Convener:*Tatsuhiko Saito(National Research Institute for Earth Science and Disaster Prevention), Hisashi Nakahara(Solid Earth Physics Laboratory, Department of Geophysics, Graduate School of Science, Tohoku University), Jun Matsushima(School of Engineering, The University of Tokyo), Kiwamu Nishida(Earthquake Research Institute, University of Tokyo), Kazuya Shiraishi(JGI, Inc.), Chair:Takuto Maeda(Earthquake Research Institute, the University of Tokyo), Kaoru Sawazaki(National Research Institute for Earth Science and Disaster Prevention)

4:45 PM - 5:00 PM

[SSS26-21] Application of seismic interferometry to waveforms of small vibration recorded by the existing seismometer of a dam

*Kuroda SEIICHIRO1, Hidekazu TAGASHIRA1, Susumu MASUKAWA1 (1.NARO, National Institute for Rural Engineering)
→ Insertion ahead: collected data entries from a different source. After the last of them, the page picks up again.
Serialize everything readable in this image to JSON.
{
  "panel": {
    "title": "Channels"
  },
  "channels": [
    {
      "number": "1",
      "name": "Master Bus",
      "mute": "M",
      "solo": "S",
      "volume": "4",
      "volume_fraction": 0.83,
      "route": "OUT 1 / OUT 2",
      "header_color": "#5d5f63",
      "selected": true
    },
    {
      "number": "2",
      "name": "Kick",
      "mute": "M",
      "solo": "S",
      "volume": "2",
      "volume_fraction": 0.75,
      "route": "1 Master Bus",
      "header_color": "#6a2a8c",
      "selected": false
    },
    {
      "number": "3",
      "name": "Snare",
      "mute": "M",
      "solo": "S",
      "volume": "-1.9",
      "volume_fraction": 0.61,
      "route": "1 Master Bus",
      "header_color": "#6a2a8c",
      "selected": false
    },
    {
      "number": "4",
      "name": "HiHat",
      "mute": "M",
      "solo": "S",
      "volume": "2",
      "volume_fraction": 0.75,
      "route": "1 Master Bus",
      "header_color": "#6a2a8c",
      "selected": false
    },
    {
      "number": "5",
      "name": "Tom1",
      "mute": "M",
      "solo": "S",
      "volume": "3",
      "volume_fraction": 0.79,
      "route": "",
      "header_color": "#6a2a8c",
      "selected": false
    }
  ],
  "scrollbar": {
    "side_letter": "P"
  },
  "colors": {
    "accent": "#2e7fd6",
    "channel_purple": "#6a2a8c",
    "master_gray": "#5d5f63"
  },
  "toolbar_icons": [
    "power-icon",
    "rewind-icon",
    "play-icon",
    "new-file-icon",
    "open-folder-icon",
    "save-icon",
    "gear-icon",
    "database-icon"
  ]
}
Keywords:sam for irrigation, seismometer, seismic waveform, seismic wave propagation, seismic interferometry, soil structure

The existing seismometers installed at the dams for irrigation have recorded many seismic records during huge earthquake events. Those are useful for analysis to understand how dams behaved during earthquake. Those records are valuable as the evidence not only to show the behavior of dams caused by but also to retrieve the index to reflect the dynamic property of the dams. Considering this point, we have applied the concept of seismic interferometry and its method to seismic records of the dams to estimate their properties of seismic wave propagation and the dynamic properties of those structures.
This shows the applicability of seismic interferometry for small vibration records of existing seismometer of dams, like small earthquake records, whose maximum acceleration are less than 1cm/s2, or ambient noise. Based on the analysis for the waveform of acceleration during more than 10hours, we can retrieve the waveforms of time domain response similar to the one extracted from the seismic record of earthquake events, whose maximum acceleration is more than 2cm/s2, from small earthquake records and even from ambient noise only. This fact shows the proposed method might be applicable more frequently, if we applied it not only earthquake records but also the small records which has been considered to be trivial ones.
Though we must verify the applicability of this method to the other many dams, this method might be expected to be more useful in an area where the earthquake frequency is very small, or at a dam site where the seismometer has been installed recently and obtained little or not enough seismic records yet.